Huangzhong embroidery

Home Culture 2019-05-04

Huangzhong embroidery

Huangzhong heap embroidery is a kind of art that uses the techniques of "shearing" and "heap" to create images. It is mostly used in Tangka production, with Tibetan Buddhist themes as its main content. The piling embroidery in Huangzhong County has a history of more than 600 years. The piling embroidery in the Tar Temple in Huangzhong County is a treasure of Tibetan Buddhist art. It is known as one of the three greatest Arts in the Tar Temple and is well known.

On June 7, 2008, Huangzhong Pile Embroidery was approved by the State Council to be included in the second batch of national intangible cultural heritage list.

Brief introduction of embroidery

Huangzhong heap embroidery has a history of more than 600 years. It is created and inherited by the Han and Tibetan people in Huangzhong County. It combines national culture and folk art into a furnace and has great value. It combines relief and embroidery skillfully, and has high value of Arts and crafts and aesthetic value.

This is the county's tall temple butter flowers, Canadian Tibetan carpet weaving skills, Huangzhong peasant paintings, 1000-family camp platforms, but West Dewa village after the ancient game, the county's cultural skills were once again included in the provincial cultural heritage list. So far, the county has been included in the provincial intangible cultural heritage list of seven projects, including Tar Temple butter flowers and Jiaya Tibetan carpet weaving skills were also included in the national intangible cultural heritage list.

Origin of embroidery

Tangka heap embroidery has strong nationality and religion. Will it make the market of heap embroidery broader if it is used as the craftsmanship of Tangka heap embroidery to make crafts with rich life flavor? Therefore, she tried to use the composition and color matching techniques of traditional Chinese painting to enrich the themes of heap embroidery. A series of heap embroidery crafts developed soon attracted a large number of customers.

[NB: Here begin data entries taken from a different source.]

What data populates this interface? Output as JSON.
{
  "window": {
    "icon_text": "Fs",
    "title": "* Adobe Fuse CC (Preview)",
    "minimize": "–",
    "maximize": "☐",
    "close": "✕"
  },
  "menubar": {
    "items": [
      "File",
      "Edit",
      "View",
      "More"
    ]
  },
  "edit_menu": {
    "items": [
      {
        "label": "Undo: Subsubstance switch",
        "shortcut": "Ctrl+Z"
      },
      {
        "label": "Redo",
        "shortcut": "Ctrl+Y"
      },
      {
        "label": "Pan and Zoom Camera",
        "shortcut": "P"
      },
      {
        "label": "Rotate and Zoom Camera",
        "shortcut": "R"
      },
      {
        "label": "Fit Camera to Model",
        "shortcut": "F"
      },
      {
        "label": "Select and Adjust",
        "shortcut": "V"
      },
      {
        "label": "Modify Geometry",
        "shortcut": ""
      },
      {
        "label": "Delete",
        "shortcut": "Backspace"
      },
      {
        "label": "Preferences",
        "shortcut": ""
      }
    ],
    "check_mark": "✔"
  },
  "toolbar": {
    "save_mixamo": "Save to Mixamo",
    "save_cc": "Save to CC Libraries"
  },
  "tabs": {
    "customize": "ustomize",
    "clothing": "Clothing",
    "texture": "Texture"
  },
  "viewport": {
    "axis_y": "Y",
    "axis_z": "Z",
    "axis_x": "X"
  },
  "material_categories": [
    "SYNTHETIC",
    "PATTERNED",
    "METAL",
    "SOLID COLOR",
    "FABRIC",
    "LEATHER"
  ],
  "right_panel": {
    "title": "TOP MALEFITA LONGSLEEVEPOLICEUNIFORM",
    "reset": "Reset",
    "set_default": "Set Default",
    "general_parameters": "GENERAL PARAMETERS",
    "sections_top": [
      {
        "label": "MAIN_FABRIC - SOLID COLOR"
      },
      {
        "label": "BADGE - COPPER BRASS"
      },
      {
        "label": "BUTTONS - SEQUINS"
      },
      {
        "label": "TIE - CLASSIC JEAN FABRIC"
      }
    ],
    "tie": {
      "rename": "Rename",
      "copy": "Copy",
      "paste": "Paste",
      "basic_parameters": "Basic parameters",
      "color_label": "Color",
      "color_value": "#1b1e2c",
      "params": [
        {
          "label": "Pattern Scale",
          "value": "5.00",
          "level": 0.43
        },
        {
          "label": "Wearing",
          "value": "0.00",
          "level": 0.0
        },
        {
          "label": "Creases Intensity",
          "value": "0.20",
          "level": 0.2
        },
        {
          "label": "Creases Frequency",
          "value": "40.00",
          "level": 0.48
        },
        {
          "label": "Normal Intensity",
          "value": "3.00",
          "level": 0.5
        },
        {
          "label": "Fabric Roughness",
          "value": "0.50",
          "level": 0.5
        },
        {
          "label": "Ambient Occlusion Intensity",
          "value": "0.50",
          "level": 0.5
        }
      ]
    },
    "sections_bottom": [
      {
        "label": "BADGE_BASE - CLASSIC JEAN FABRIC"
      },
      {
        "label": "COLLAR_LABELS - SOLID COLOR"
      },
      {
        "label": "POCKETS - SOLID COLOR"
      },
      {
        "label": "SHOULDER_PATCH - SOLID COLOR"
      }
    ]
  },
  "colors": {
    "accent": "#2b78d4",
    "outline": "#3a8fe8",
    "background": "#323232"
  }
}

Traditional Tangka heap embroidery is different, heap embroidery handicraft is cut into various patterns and shapes by various colors of cotton, silk and satin, carefully stacked and pasted into a complete picture. The process includes pattern design, cutting, stacking and coloring of individual patterns. Generally speaking, the main part of pattern design is customer demand. Sketching is the most important step to consider the artist's painting skills. After the pattern design is completed, all kinds of cloth are cut and glued better than the pattern, and then filled with wool or cotton to make the pattern protrude. Finally, all kinds of cloth patterns are stacked on the designed large-scale cloth mantle to form a complete set of pictures, so as to achieve a static, vivid and lifelike situation. Make the picture rich and vivid three-dimensional sense and fabric unique texture sense, achieve the artistic effect of shallow relief, rich expression. The works are exquisite in roughness, wonderful in every drop, exquisite in skill and ingenuity. A pile of embroidery can be said to be a silk color relief work, which has great artistic and ornamental value.

Inheritance of embroidery

Since 2008, under the arrangement of Sunshine Office and Poverty Alleviation Office in Huangzhong County, the Tibetan Culture and Art Vocational School in Huangzhong County has successively held piling embroidery training classes for rural women in Zhenyi and Geercun villages in the western part of Huangzhong County, Gonghe Town, Xizhuang Village and Nancun villages, etc. The vocational and technical school in Huangzhong County of Qinghai Province has offered arts and crafts classes, inviting art monks from Buddhist monasteries to come to school classes for local farmers. The children taught Tangka and embroidery production techniques, which were welcomed by local farmers. Farmer women's embroidery works were purchased by Shengyu Cultural Communication Co., Ltd., a subsidiary of Huangzhong Tibetan Culture and Art Vocational School. More than 200 rural women in the county have been trained in embroidery technology.